Mark Leisher <mleisher(_at_)crl(_dot_)nmsu(_dot_)edu> writes:
Peter> Also: since the .enc files seem to have adopted the four hex digit
Peter> per code point format how is the Encode module going to handle
Peter> UTF16 surrogates?
I haven't looked into the format for .enc files, but another thing that
happens for example, is more that a single source character set codepoint can
map to multiple Unicode codepoints. An example is the last version of the
Armenian national standard which includes single codepoints for three very
common ligatures, each of which should be converted to two Unicode codepoints.
The opposite can happen as well.
Although complicated on the surface, I highly recommend using Tech Report #22
on the Unicode website as a guideline for designing future mapping tables.
All excellent stuff. What we have today is a "trial" API and a prototype
implementation based on what Tcl uses.
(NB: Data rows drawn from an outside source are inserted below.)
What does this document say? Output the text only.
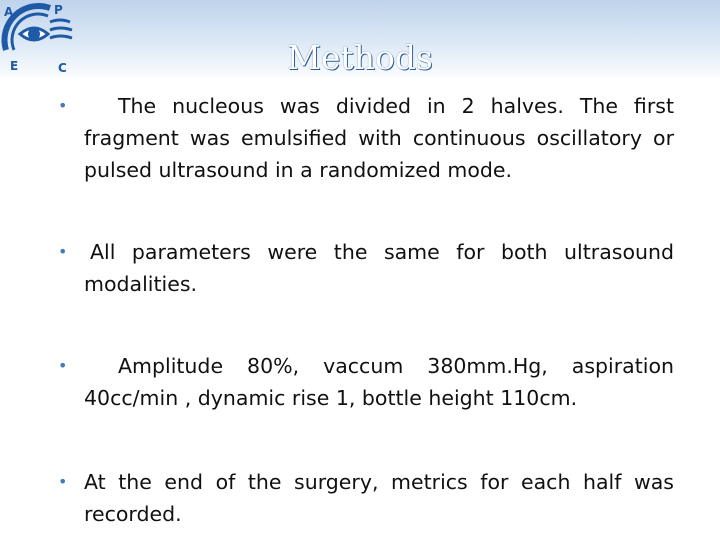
A	P
E	C	Methods
•	The nucleous was divided in 2 halves. The first fragment was emulsified with continuous oscillatory or pulsed ultrasound in a randomized mode.
• All parameters were the same for both ultrasound modalities.
•	Amplitude 80%, vaccum 380mm.Hg, aspiration 40cc/min , dynamic rise 1, bottle height 110cm.
• At the end of the surgery, metrics for each half was recorded.
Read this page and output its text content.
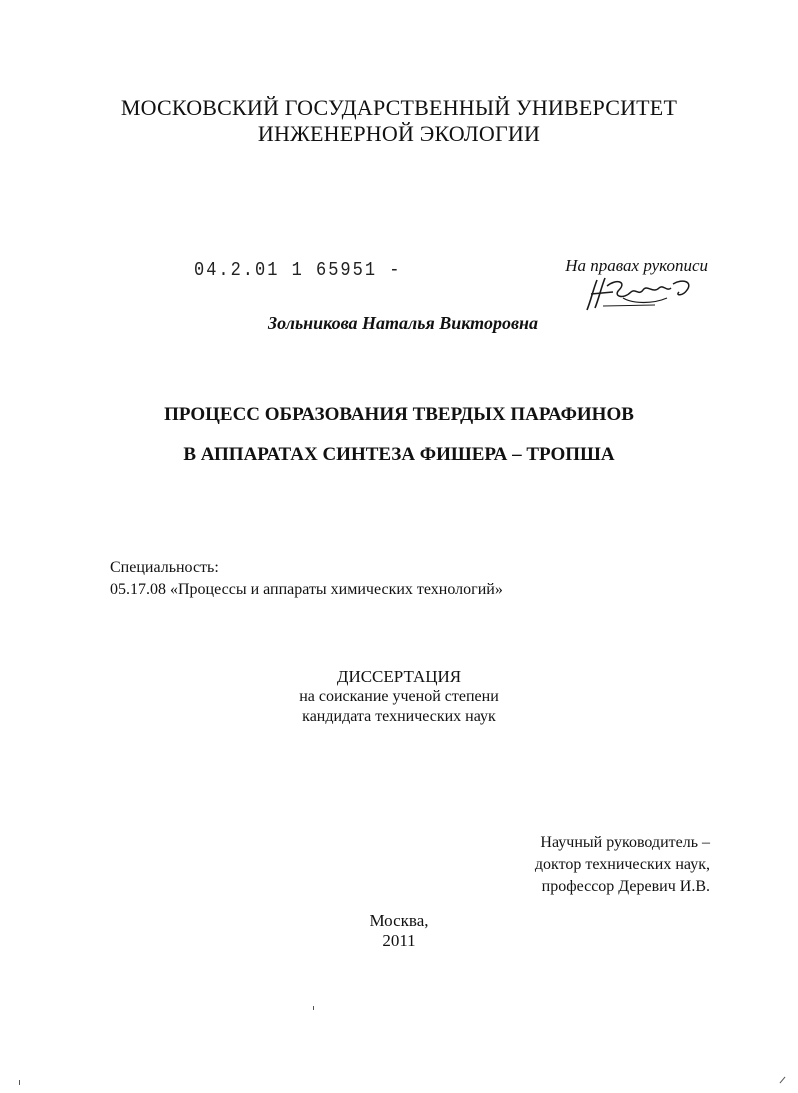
МОСКОВСКИЙ ГОСУДАРСТВЕННЫЙ УНИВЕРСИТЕТ
ИНЖЕНЕРНОЙ ЭКОЛОГИИ
04.2.01 1 65951 -	На правах рукописи
Зольникова Наталья Викторовна
ПРОЦЕСС ОБРАЗОВАНИЯ ТВЕРДЫХ ПАРАФИНОВ
В АППАРАТАХ СИНТЕЗА ФИШЕРА – ТРОПША
Специальность:
05.17.08 «Процессы и аппараты химических технологий»
ДИССЕРТАЦИЯ
на соискание ученой степени
кандидата технических наук
Научный руководитель –
доктор технических наук,
профессор Деревич И.В.
Москва,
2011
We needed _something_ and all we
had was fine words and no actual code.
(Well various Unicode::Map* modules but those all seem to predate, and
coexist badly with, native support for chars > 255 - but I may just
be misunderstanding things.)
I would be delighted if people
start fixing or improving the prototype - but we really want to prove
that the API is "suitable" for actual use (by XS modules like Tk,
PerlIO, EBCDIC, ...).
What I need for Tk and what PerlIO will need, is a fast C callable
API to get between various external encodings used by fonts or in files,
and perl's internal form.
--
Nick Ing-Simmons <nik(_at_)tiuk(_dot_)ti(_dot_)com>
Via, but not speaking for: Texas Instruments Ltd.